The Thorne-Roberts variable flavour number scheme (VFNS) for heavy quarks is presented in detail for the specific case of charged current DIS. As in neutral current DIS this provides a smooth extrapolation from the fixed flavour number scheme (FFNS) appropriate at low $Q^2$ to the zero-mass variable flavour number scheme (ZM-VFNS) appropriate as $Q^2 \to \infty$, and differs from alternative versions of a VFNS by the definition of the coefficient functions at each order, and the strict ordering of the expansion in $α_S$. However, there are subtle differences from the neutral current case which are addressed here.

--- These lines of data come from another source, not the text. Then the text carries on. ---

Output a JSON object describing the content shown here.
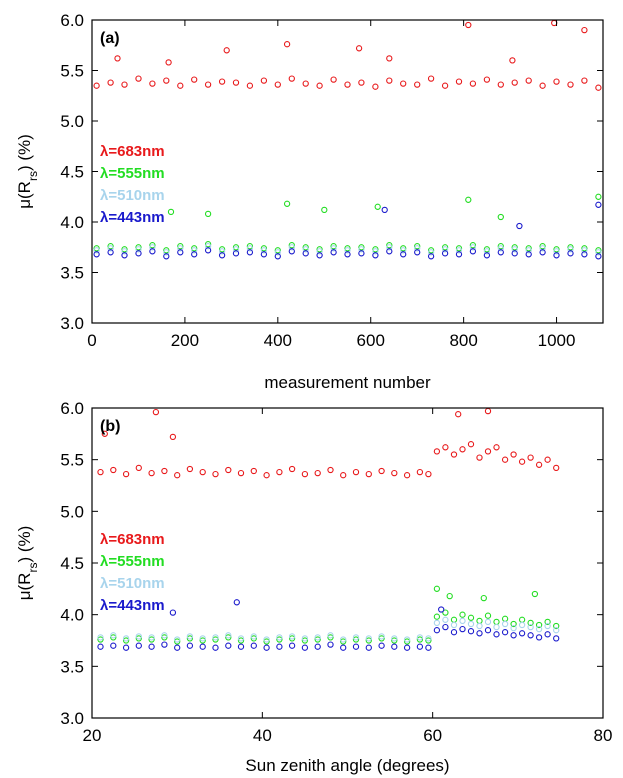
{
  "chart_data": [
    {
      "type": "scatter",
      "panel_label": "(a)",
      "xlabel": "measurement number",
      "ylabel_main": "μ(R",
      "ylabel_sub": "rs",
      "ylabel_tail": ") (%)",
      "xlim": [
        0,
        1100
      ],
      "ylim": [
        3.0,
        6.0
      ],
      "x_ticks": [
        0,
        200,
        400,
        600,
        800,
        1000
      ],
      "y_ticks": [
        3.0,
        3.5,
        4.0,
        4.5,
        5.0,
        5.5,
        6.0
      ],
      "grid": false,
      "legend_position": "middle-left",
      "series": [
        {
          "name": "λ=683nm",
          "color": "#e8191b",
          "x": [
            10,
            40,
            70,
            100,
            130,
            160,
            190,
            220,
            250,
            280,
            310,
            340,
            370,
            400,
            430,
            460,
            490,
            520,
            550,
            580,
            610,
            640,
            670,
            700,
            730,
            760,
            790,
            820,
            850,
            880,
            910,
            940,
            970,
            1000,
            1030,
            1060,
            1090,
            55,
            165,
            290,
            420,
            575,
            640,
            810,
            905,
            995,
            1060
          ],
          "y": [
            5.35,
            5.38,
            5.36,
            5.42,
            5.37,
            5.4,
            5.35,
            5.41,
            5.36,
            5.39,
            5.38,
            5.35,
            5.4,
            5.36,
            5.42,
            5.37,
            5.35,
            5.41,
            5.36,
            5.38,
            5.34,
            5.4,
            5.37,
            5.36,
            5.42,
            5.35,
            5.39,
            5.37,
            5.41,
            5.36,
            5.38,
            5.4,
            5.35,
            5.39,
            5.36,
            5.4,
            5.33,
            5.62,
            5.58,
            5.7,
            5.76,
            5.72,
            5.62,
            5.95,
            5.6,
            5.97,
            5.9
          ]
        },
        {
          "name": "λ=555nm",
          "color": "#22dd22",
          "x": [
            10,
            40,
            70,
            100,
            130,
            160,
            190,
            220,
            250,
            280,
            310,
            340,
            370,
            400,
            430,
            460,
            490,
            520,
            550,
            580,
            610,
            640,
            670,
            700,
            730,
            760,
            790,
            820,
            850,
            880,
            910,
            940,
            970,
            1000,
            1030,
            1060,
            1090,
            170,
            250,
            420,
            500,
            615,
            810,
            880,
            1090
          ],
          "y": [
            3.74,
            3.76,
            3.73,
            3.75,
            3.77,
            3.72,
            3.76,
            3.74,
            3.78,
            3.73,
            3.75,
            3.76,
            3.74,
            3.72,
            3.77,
            3.75,
            3.73,
            3.76,
            3.74,
            3.75,
            3.73,
            3.77,
            3.74,
            3.76,
            3.72,
            3.75,
            3.74,
            3.77,
            3.73,
            3.76,
            3.75,
            3.74,
            3.76,
            3.73,
            3.75,
            3.74,
            3.72,
            4.1,
            4.08,
            4.18,
            4.12,
            4.15,
            4.22,
            4.05,
            4.25
          ]
        },
        {
          "name": "λ=510nm",
          "color": "#a8d4ec",
          "x": [
            10,
            40,
            70,
            100,
            130,
            160,
            190,
            220,
            250,
            280,
            310,
            340,
            370,
            400,
            430,
            460,
            490,
            520,
            550,
            580,
            610,
            640,
            670,
            700,
            730,
            760,
            790,
            820,
            850,
            880,
            910,
            940,
            970,
            1000,
            1030,
            1060,
            1090
          ],
          "y": [
            3.72,
            3.74,
            3.71,
            3.73,
            3.75,
            3.7,
            3.74,
            3.72,
            3.76,
            3.71,
            3.73,
            3.74,
            3.72,
            3.7,
            3.75,
            3.73,
            3.71,
            3.74,
            3.72,
            3.73,
            3.71,
            3.75,
            3.72,
            3.74,
            3.7,
            3.73,
            3.72,
            3.75,
            3.71,
            3.74,
            3.73,
            3.72,
            3.74,
            3.71,
            3.73,
            3.72,
            3.7
          ]
        },
        {
          "name": "λ=443nm",
          "color": "#1a1acc",
          "x": [
            10,
            40,
            70,
            100,
            130,
            160,
            190,
            220,
            250,
            280,
            310,
            340,
            370,
            400,
            430,
            460,
            490,
            520,
            550,
            580,
            610,
            640,
            670,
            700,
            730,
            760,
            790,
            820,
            850,
            880,
            910,
            940,
            970,
            1000,
            1030,
            1060,
            1090,
            630,
            920,
            1090
          ],
          "y": [
            3.68,
            3.7,
            3.67,
            3.69,
            3.71,
            3.66,
            3.7,
            3.68,
            3.72,
            3.67,
            3.69,
            3.7,
            3.68,
            3.66,
            3.71,
            3.69,
            3.67,
            3.7,
            3.68,
            3.69,
            3.67,
            3.71,
            3.68,
            3.7,
            3.66,
            3.69,
            3.68,
            3.71,
            3.67,
            3.7,
            3.69,
            3.68,
            3.7,
            3.67,
            3.69,
            3.68,
            3.66,
            4.12,
            3.96,
            4.17
          ]
        }
      ]
    },
    {
      "type": "scatter",
      "panel_label": "(b)",
      "xlabel": "Sun zenith angle (degrees)",
      "ylabel_main": "μ(R",
      "ylabel_sub": "rs",
      "ylabel_tail": ") (%)",
      "xlim": [
        20,
        80
      ],
      "ylim": [
        3.0,
        6.0
      ],
      "x_ticks": [
        20,
        40,
        60,
        80
      ],
      "y_ticks": [
        3.0,
        3.5,
        4.0,
        4.5,
        5.0,
        5.5,
        6.0
      ],
      "grid": false,
      "legend_position": "middle-left",
      "series": [
        {
          "name": "λ=683nm",
          "color": "#e8191b",
          "x": [
            21,
            22.5,
            24,
            25.5,
            27,
            28.5,
            30,
            31.5,
            33,
            34.5,
            36,
            37.5,
            39,
            40.5,
            42,
            43.5,
            45,
            46.5,
            48,
            49.5,
            51,
            52.5,
            54,
            55.5,
            57,
            58.5,
            59.5,
            60.5,
            61.5,
            62.5,
            63.5,
            64.5,
            65.5,
            66.5,
            67.5,
            68.5,
            69.5,
            70.5,
            71.5,
            72.5,
            73.5,
            74.5,
            27.5,
            29.5,
            21.5,
            63,
            66.5
          ],
          "y": [
            5.38,
            5.4,
            5.36,
            5.42,
            5.37,
            5.39,
            5.35,
            5.41,
            5.38,
            5.36,
            5.4,
            5.37,
            5.39,
            5.35,
            5.38,
            5.41,
            5.36,
            5.37,
            5.4,
            5.35,
            5.38,
            5.36,
            5.39,
            5.37,
            5.35,
            5.38,
            5.36,
            5.58,
            5.62,
            5.55,
            5.6,
            5.65,
            5.52,
            5.58,
            5.62,
            5.5,
            5.55,
            5.48,
            5.52,
            5.45,
            5.5,
            5.42,
            5.96,
            5.72,
            5.75,
            5.94,
            5.97
          ]
        },
        {
          "name": "λ=555nm",
          "color": "#22dd22",
          "x": [
            21,
            22.5,
            24,
            25.5,
            27,
            28.5,
            30,
            31.5,
            33,
            34.5,
            36,
            37.5,
            39,
            40.5,
            42,
            43.5,
            45,
            46.5,
            48,
            49.5,
            51,
            52.5,
            54,
            55.5,
            57,
            58.5,
            59.5,
            60.5,
            61.5,
            62.5,
            63.5,
            64.5,
            65.5,
            66.5,
            67.5,
            68.5,
            69.5,
            70.5,
            71.5,
            72.5,
            73.5,
            74.5,
            60.5,
            62,
            66,
            72
          ],
          "y": [
            3.76,
            3.78,
            3.75,
            3.77,
            3.76,
            3.78,
            3.74,
            3.77,
            3.75,
            3.76,
            3.78,
            3.75,
            3.77,
            3.74,
            3.76,
            3.77,
            3.75,
            3.76,
            3.78,
            3.74,
            3.76,
            3.75,
            3.77,
            3.75,
            3.74,
            3.76,
            3.75,
            3.98,
            4.02,
            3.95,
            4.0,
            3.97,
            3.94,
            3.99,
            3.93,
            3.96,
            3.91,
            3.95,
            3.92,
            3.9,
            3.93,
            3.89,
            4.25,
            4.18,
            4.16,
            4.2
          ]
        },
        {
          "name": "λ=510nm",
          "color": "#a8d4ec",
          "x": [
            21,
            22.5,
            24,
            25.5,
            27,
            28.5,
            30,
            31.5,
            33,
            34.5,
            36,
            37.5,
            39,
            40.5,
            42,
            43.5,
            45,
            46.5,
            48,
            49.5,
            51,
            52.5,
            54,
            55.5,
            57,
            58.5,
            59.5,
            60.5,
            61.5,
            62.5,
            63.5,
            64.5,
            65.5,
            66.5,
            67.5,
            68.5,
            69.5,
            70.5,
            71.5,
            72.5,
            73.5,
            74.5
          ],
          "y": [
            3.78,
            3.8,
            3.77,
            3.79,
            3.78,
            3.8,
            3.76,
            3.79,
            3.77,
            3.78,
            3.8,
            3.77,
            3.79,
            3.76,
            3.78,
            3.79,
            3.77,
            3.78,
            3.8,
            3.76,
            3.78,
            3.77,
            3.79,
            3.77,
            3.76,
            3.78,
            3.77,
            3.92,
            3.95,
            3.9,
            3.94,
            3.91,
            3.89,
            3.93,
            3.88,
            3.91,
            3.87,
            3.9,
            3.88,
            3.86,
            3.89,
            3.85
          ]
        },
        {
          "name": "λ=443nm",
          "color": "#1a1acc",
          "x": [
            21,
            22.5,
            24,
            25.5,
            27,
            28.5,
            30,
            31.5,
            33,
            34.5,
            36,
            37.5,
            39,
            40.5,
            42,
            43.5,
            45,
            46.5,
            48,
            49.5,
            51,
            52.5,
            54,
            55.5,
            57,
            58.5,
            59.5,
            60.5,
            61.5,
            62.5,
            63.5,
            64.5,
            65.5,
            66.5,
            67.5,
            68.5,
            69.5,
            70.5,
            71.5,
            72.5,
            73.5,
            74.5,
            29.5,
            37,
            61
          ],
          "y": [
            3.69,
            3.7,
            3.68,
            3.7,
            3.69,
            3.71,
            3.68,
            3.7,
            3.69,
            3.68,
            3.7,
            3.69,
            3.7,
            3.68,
            3.69,
            3.7,
            3.68,
            3.69,
            3.71,
            3.68,
            3.69,
            3.68,
            3.7,
            3.69,
            3.68,
            3.69,
            3.68,
            3.85,
            3.88,
            3.83,
            3.86,
            3.84,
            3.82,
            3.85,
            3.81,
            3.83,
            3.8,
            3.82,
            3.8,
            3.78,
            3.81,
            3.77,
            4.02,
            4.12,
            4.05
          ]
        }
      ]
    }
  ]
}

We discuss both the LO and NLO expressions, the latter unfortunately requiring some (minimal) modelling due to the current lack of some necessary ${\cal O}(α^2_S)$ FFNS coefficient functions.

Figures (5)

• Figure 1: Charm quark contribution to the structure functions, $F_{2}(x,Q^2)$ for $x=0.1$, $x=0.01$ and $x=0.001$ calculated using our LO prescription, our input parton distributions evolved at LO and renormalization scale $\mu^2=Q^2$. Also shown are the continuation of the LO FFNS expression and the ZM--VFNS expression both calculated using the same parton distributions and same choice of scale.
• Figure 2: Same as Fig. 1, but for $F_3(x,Q^2)$.
• Figure 3: Charm quark contribution to the structure functions, $F_{2}(x,Q^2)$ for $x=0.1$, $x=0.01$ and $x=0.001$ calculated using our NLO prescription, our input parton distributions evolved at NLO and renormalization scale $\mu^2=Q^2$. Also shown are the continuation of the FFNS expression with LO coefficient functions (those at NLO being unavailable) and the NLO ZM--VFNS expression both calculated using the same parton distributions and same choice of scale. Also shown for comparison is the VFNS result when $C^{(1)VF}_{2,\bar{\tilde{s}}}$ is set equal to zero.
• Figure 4: Same as fig. 3, but for $F_3(x,Q^2)$.
• Figure 5: The NLO prediction for $\Delta xF_3(x,Q^2)$ using our VFNS prescription, along with the data measured by CCFR unki. The prediction has been corrected for heavy target effects using badkwie.